4 ‘Venus In Furs’ LAST DAYS, 2005
Nirvana covered ‘Here She Comes
Now’; Kurt Cobain included ‘New Age’ on a famous mixtape. But it’s the Velvet Underground’s piercing S&M drone-song that accompanies Gus Van Sant’s Cobain quasiportrait, alight with fitting sorrow and severity. “Taste the whip…”
5 ‘All Tomorrow’s Parties’ THE LORDS OF SALEM, 2012
“I locked down the rights to it in advance,” said director Rob Zombie. Good move: Salem’s climactic demonic ascension wouldn’t rise without the sulphurous insistence of the VU and Nico’s incantatory masterpiece.
6 ‘Oh! Sweet Nuthin’’ ZOMBIELAND, 2009
Not for the last time in 2009 (see also Adventureland), Jesse Eisenberg has a Velvets-based romantic epiphany on a night-time car ride. Here, Loaded’s forlorn hymnal accompanies his decision to stick with Emma Stone.
7 ‘I’m Sticking With You’ MORVERN CALLAR, 2002
Director Lynne Ramsay drops in the Velvets’ doleful sing-song devotional to smartly counter-intuitive effect in her mixtape-enriched film. Samantha Morton slices up her dead boyf’s body to the playful, proto-twee tune.
8 ‘Here She Comes Now’ ADVENTURELAND, 2009
Greg Mottola flaunts deep Underground love upfront in his summer romance. Adventureland drifts into view accompanied by the shortest, simplest song on White Light/White Heat:a dream-haze delight for die-hards.
9 ‘Sweet Jane’ FEAR STREET: 1978, 2021
In a cute double-era grab, director Leigh Janiak used the Cowboy Junkies’ dreamy VU cover in 1994 then steered back to the source. Shadyside “weird girl” Sadie Sink and cop-to-be Ted Sutherland flirt to Reed’s indelible riff.

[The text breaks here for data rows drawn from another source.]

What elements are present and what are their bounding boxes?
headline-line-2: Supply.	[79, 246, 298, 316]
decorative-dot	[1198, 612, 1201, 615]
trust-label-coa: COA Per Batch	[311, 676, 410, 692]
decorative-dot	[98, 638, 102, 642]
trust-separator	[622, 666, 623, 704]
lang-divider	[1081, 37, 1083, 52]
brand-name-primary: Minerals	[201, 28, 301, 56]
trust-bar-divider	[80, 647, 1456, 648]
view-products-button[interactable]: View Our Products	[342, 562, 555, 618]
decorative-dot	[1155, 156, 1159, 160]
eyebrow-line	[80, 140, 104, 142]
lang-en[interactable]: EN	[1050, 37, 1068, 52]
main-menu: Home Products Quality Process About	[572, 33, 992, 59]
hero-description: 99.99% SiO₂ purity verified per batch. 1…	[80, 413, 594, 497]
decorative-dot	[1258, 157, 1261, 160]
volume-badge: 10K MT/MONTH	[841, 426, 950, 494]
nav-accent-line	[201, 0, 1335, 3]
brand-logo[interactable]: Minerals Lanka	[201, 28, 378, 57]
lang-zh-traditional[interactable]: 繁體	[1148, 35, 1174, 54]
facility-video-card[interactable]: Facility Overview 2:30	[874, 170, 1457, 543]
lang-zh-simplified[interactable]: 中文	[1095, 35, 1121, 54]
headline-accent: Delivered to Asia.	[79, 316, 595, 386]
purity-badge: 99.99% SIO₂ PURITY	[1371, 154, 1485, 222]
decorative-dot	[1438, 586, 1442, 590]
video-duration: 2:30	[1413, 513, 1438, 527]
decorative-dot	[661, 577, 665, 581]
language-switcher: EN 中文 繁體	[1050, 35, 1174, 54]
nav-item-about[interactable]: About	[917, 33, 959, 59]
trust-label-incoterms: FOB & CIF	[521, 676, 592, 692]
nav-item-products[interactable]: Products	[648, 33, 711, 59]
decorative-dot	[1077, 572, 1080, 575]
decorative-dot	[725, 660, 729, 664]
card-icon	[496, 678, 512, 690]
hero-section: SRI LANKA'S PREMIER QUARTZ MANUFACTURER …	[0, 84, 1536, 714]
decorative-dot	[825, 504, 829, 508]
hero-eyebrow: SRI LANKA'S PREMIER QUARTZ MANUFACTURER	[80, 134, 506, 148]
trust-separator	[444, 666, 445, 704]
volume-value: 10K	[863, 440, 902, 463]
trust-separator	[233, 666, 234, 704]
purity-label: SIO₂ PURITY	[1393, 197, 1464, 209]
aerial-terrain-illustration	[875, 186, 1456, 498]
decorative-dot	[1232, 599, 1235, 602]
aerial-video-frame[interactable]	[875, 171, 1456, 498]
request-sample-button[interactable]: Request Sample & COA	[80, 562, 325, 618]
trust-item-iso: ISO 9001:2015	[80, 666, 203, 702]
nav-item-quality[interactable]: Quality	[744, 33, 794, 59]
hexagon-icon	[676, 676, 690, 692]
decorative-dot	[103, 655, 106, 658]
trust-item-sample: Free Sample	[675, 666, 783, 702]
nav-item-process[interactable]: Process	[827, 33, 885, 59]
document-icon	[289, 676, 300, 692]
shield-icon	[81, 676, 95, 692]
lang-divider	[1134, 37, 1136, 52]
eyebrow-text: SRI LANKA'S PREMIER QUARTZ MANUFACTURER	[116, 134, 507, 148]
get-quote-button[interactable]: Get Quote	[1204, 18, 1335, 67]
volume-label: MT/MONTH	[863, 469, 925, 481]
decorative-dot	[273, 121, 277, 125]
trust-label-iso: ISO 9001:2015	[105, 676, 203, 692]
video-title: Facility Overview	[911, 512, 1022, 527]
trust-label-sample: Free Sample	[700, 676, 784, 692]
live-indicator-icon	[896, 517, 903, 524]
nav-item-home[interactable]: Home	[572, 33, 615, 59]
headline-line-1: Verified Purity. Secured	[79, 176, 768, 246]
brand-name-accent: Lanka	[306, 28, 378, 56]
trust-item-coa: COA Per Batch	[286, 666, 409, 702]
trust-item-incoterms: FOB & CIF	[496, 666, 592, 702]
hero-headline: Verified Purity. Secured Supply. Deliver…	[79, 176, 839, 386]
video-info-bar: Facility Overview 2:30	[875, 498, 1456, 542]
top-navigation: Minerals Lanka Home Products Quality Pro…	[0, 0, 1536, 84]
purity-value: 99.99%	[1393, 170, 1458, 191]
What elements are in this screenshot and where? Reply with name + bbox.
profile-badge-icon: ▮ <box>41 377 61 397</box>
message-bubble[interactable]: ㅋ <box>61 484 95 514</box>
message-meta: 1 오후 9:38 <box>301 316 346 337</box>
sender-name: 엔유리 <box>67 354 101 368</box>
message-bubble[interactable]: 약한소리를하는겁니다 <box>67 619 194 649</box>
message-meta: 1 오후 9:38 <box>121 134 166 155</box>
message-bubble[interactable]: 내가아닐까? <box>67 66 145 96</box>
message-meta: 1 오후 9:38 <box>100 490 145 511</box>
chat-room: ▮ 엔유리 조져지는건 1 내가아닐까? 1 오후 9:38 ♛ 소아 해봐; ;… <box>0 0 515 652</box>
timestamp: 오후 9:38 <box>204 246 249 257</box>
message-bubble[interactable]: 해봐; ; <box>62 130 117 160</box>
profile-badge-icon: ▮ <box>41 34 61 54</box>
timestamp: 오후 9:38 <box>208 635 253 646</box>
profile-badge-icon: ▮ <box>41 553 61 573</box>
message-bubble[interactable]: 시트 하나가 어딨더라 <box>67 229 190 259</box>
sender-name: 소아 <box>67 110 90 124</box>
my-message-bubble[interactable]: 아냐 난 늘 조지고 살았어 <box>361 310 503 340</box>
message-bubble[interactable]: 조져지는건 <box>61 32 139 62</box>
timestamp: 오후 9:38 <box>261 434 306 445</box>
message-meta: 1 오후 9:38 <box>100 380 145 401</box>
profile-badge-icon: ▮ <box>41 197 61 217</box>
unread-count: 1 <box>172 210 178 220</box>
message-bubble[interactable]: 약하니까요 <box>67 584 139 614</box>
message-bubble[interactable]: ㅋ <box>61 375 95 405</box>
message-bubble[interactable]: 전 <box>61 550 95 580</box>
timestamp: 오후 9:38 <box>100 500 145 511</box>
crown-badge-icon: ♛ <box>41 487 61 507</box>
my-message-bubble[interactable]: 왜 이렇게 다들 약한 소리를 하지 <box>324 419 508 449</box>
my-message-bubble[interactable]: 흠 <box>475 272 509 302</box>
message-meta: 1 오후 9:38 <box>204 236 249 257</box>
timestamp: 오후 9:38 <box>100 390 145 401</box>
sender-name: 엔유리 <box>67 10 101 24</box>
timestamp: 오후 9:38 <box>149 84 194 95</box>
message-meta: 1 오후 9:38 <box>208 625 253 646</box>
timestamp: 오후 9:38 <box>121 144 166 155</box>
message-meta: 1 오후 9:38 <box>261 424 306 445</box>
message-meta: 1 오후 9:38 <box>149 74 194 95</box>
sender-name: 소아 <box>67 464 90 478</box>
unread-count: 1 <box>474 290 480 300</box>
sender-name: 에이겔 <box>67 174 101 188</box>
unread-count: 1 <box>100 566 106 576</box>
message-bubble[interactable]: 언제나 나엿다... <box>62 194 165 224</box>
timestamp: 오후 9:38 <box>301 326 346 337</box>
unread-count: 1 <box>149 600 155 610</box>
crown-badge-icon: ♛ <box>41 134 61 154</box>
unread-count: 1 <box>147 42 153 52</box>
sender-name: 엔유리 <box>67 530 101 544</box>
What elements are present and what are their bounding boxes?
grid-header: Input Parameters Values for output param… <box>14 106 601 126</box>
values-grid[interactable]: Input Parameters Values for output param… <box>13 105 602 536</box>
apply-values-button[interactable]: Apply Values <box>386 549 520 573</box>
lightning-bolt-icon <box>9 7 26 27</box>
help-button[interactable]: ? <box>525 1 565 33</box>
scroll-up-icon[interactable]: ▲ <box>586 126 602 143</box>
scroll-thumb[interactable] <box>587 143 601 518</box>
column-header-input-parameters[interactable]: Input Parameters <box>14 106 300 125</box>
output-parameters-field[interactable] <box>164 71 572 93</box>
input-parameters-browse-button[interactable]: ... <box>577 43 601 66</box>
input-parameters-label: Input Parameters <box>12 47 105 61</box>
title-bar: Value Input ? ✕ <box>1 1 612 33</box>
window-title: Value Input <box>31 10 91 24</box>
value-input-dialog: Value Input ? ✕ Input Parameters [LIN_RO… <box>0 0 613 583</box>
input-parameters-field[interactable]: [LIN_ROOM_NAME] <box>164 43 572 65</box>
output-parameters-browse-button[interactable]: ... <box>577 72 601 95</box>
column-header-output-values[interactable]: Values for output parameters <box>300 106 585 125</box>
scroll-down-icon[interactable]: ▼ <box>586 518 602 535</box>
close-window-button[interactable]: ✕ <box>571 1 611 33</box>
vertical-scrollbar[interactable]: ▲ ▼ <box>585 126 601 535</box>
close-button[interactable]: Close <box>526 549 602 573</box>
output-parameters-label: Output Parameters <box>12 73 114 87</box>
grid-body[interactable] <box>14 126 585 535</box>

10 ‘I’m Waiting For The Man’ MEN IN BLACK 3, 2012
Even the hokiest on-screen ’60s happening demands The Velvet Underground’s input. As Tommy Lee Jones’ K encounters an Andy Warhol impersonator, MIB3 scores with the lean proto-punk urgency of Lou Reed’s jonesing trip to Lexington 125 for drugs.